E questo mi porta ad oggi, ovvero alla mia uscita da qui.

Il direttore era stato entusiasta quando mi aveva comunicato che data la mia buona condotta avrei scontato un anno dei quattro che avrei dovuto passare qua.

Probabilmente era solo contento di liberarsi di una schizzata.

Mi blocca qualcosa, di nuovo, cazzo.

Non qualcosa, qualcuno.

Sono io.

Non voglio uscire.

Non mi merito la libertà.

Il mio psichiatra dice che è normale per gli individui che hanno vissuto lunghi periodi di detenzione forzata sviluppare una fobia verso la libertà in quanto disabituati a vivere liberamente la propria esistenza.

Peccato che questa paura irrazionale vada a confermare maggiormente le convinzioni altrui, ovvero, che io sia completamente pazza, andata, rotta.

Una mano sulla spalla mi fa sussultare, ma impercettibilmente, in quel posto avevo imparato a non mostrare le mie reazioni, le mie emozioni.

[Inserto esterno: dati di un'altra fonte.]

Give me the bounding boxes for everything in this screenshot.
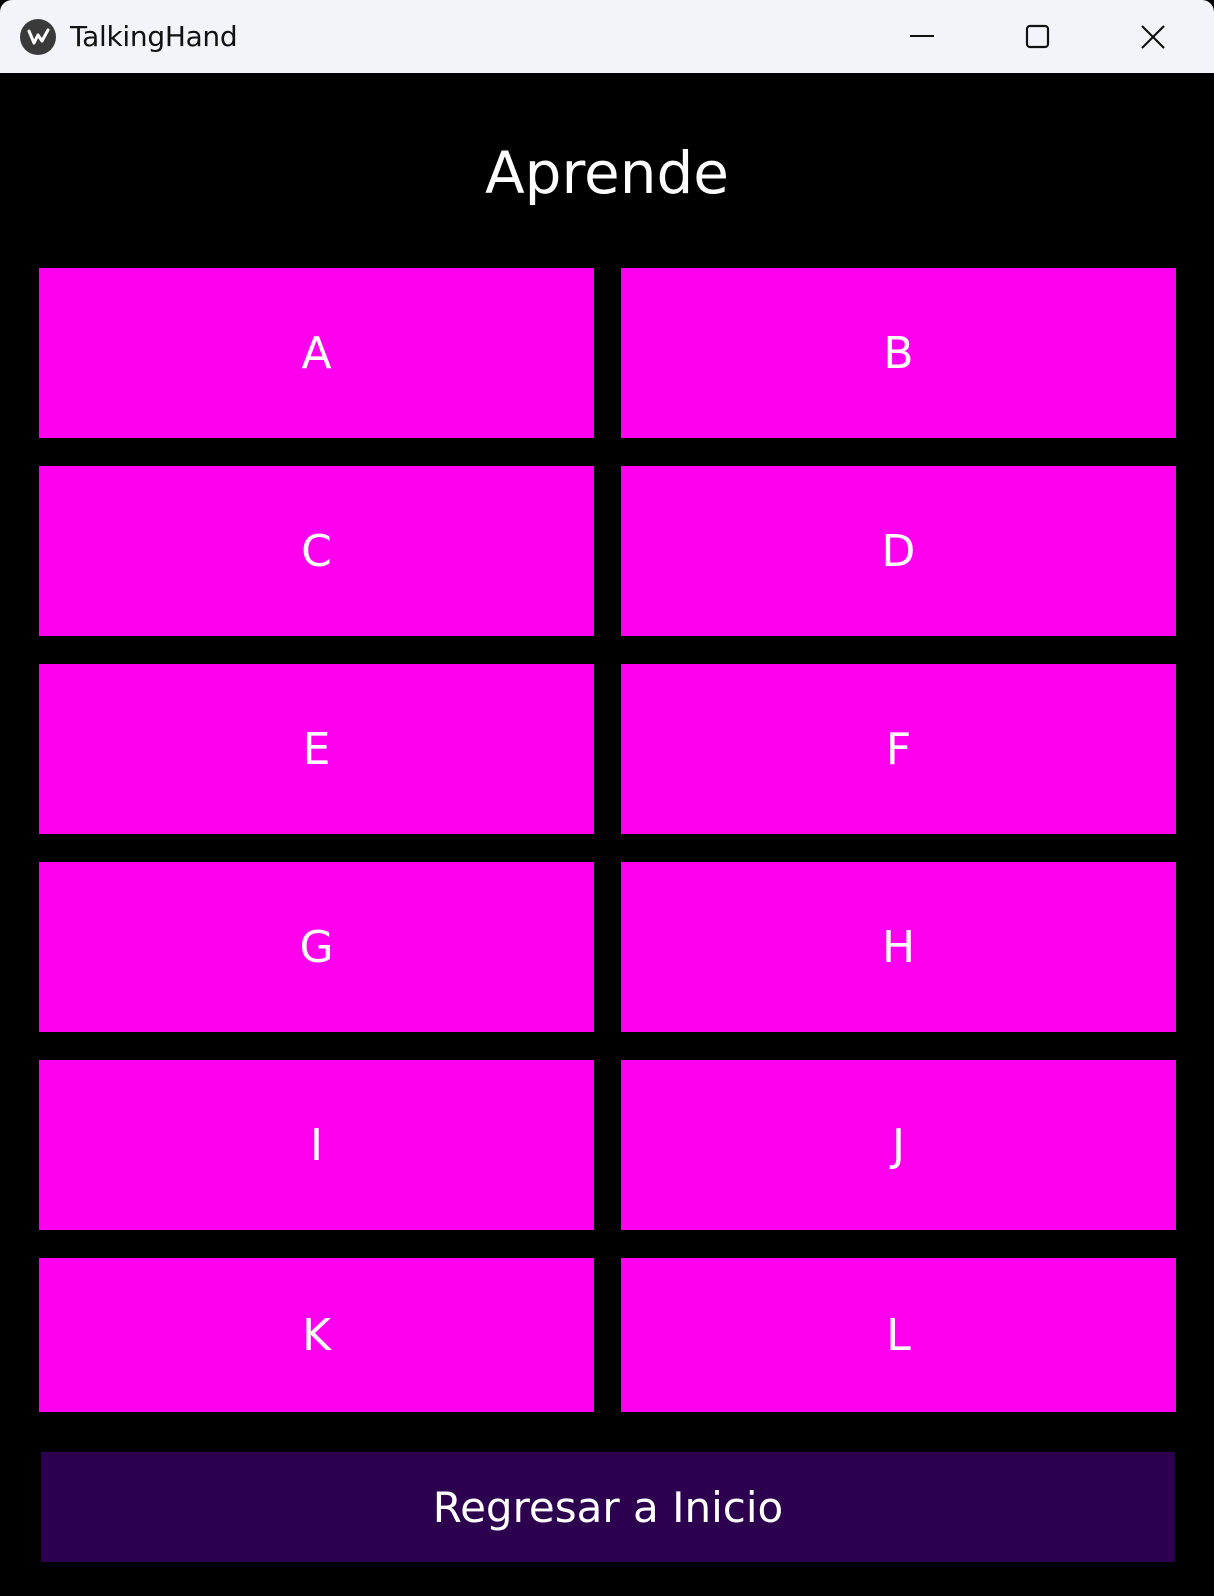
letter-button-i[interactable]: I <box>39 1060 594 1230</box>
minimize-button[interactable] <box>866 0 978 73</box>
letter-button-b[interactable]: B <box>621 268 1176 438</box>
letter-button-g[interactable]: G <box>39 862 594 1032</box>
window-title: TalkingHand <box>70 20 238 53</box>
letter-button-a[interactable]: A <box>39 268 594 438</box>
letter-button-k[interactable]: K <box>39 1258 594 1412</box>
maximize-icon <box>1025 24 1050 49</box>
letter-button-e[interactable]: E <box>39 664 594 834</box>
app-logo-icon <box>20 19 56 55</box>
letter-button-j[interactable]: J <box>621 1060 1176 1230</box>
page-title: Aprende <box>484 139 729 207</box>
maximize-button[interactable] <box>982 0 1094 73</box>
title-bar[interactable]: TalkingHand <box>0 0 1214 73</box>
letter-button-d[interactable]: D <box>621 466 1176 636</box>
letter-button-h[interactable]: H <box>621 862 1176 1032</box>
back-to-home-button[interactable]: Regresar a Inicio <box>41 1452 1175 1562</box>
letter-button-c[interactable]: C <box>39 466 594 636</box>
app-window: TalkingHand Aprende A B C D E F G H I J … <box>0 0 1214 1596</box>
minimize-icon <box>910 35 934 37</box>
letter-button-f[interactable]: F <box>621 664 1176 834</box>
close-button[interactable] <box>1098 0 1210 73</box>
letter-button-l[interactable]: L <box>621 1258 1176 1412</box>
close-icon <box>1141 25 1165 49</box>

Non che prima lo facessi, comunque.

"Che aspetti ad uscire? Anche il tuo ultimo giorno mi devi far innervosire, Barbera?" dice una voce profonda e scorbutica. Sposto lo sguardo, è Gregor. La guardia che doveva scortarmi fuori e che ogni giorno mi teneva sotto controllo. Un trattamento speciale solo per me. Ne avrei fatto volentieri  meno, ma il giudice a cui era stato affidato il mio caso non era d'accordo con me a quanto pareva.

Gli rivolgo un sorriso falso "Mi mancherai anche tu, Greg."

L'uomo sbuffa e mi dà una leggera spintarella per uscire. 

Mi manca il respiro, ma solo per un attimo, mi ricompongo immediatamente e inizio a camminare verso la fine del corridoio, attraverso la mensa, e infine, eccola là, una porta che dà sul cortile e successivamente conduce alla libertà.

Mi guardo intorno titubante, al che un'altra pacca, questa volta sulla schiena, mi obbliga ad avanzare.

Mi giro di scatto, fulminando il nonnetto pelato, che mi guarda con un sorrisetto soddisfatto.

Cazzo quanto lo odio.

"Prova a toccarmi un'altra volta e stai certo che questo non sarà l'ultimo giorno qua dentro per me, ma per te" dico con voce ferma.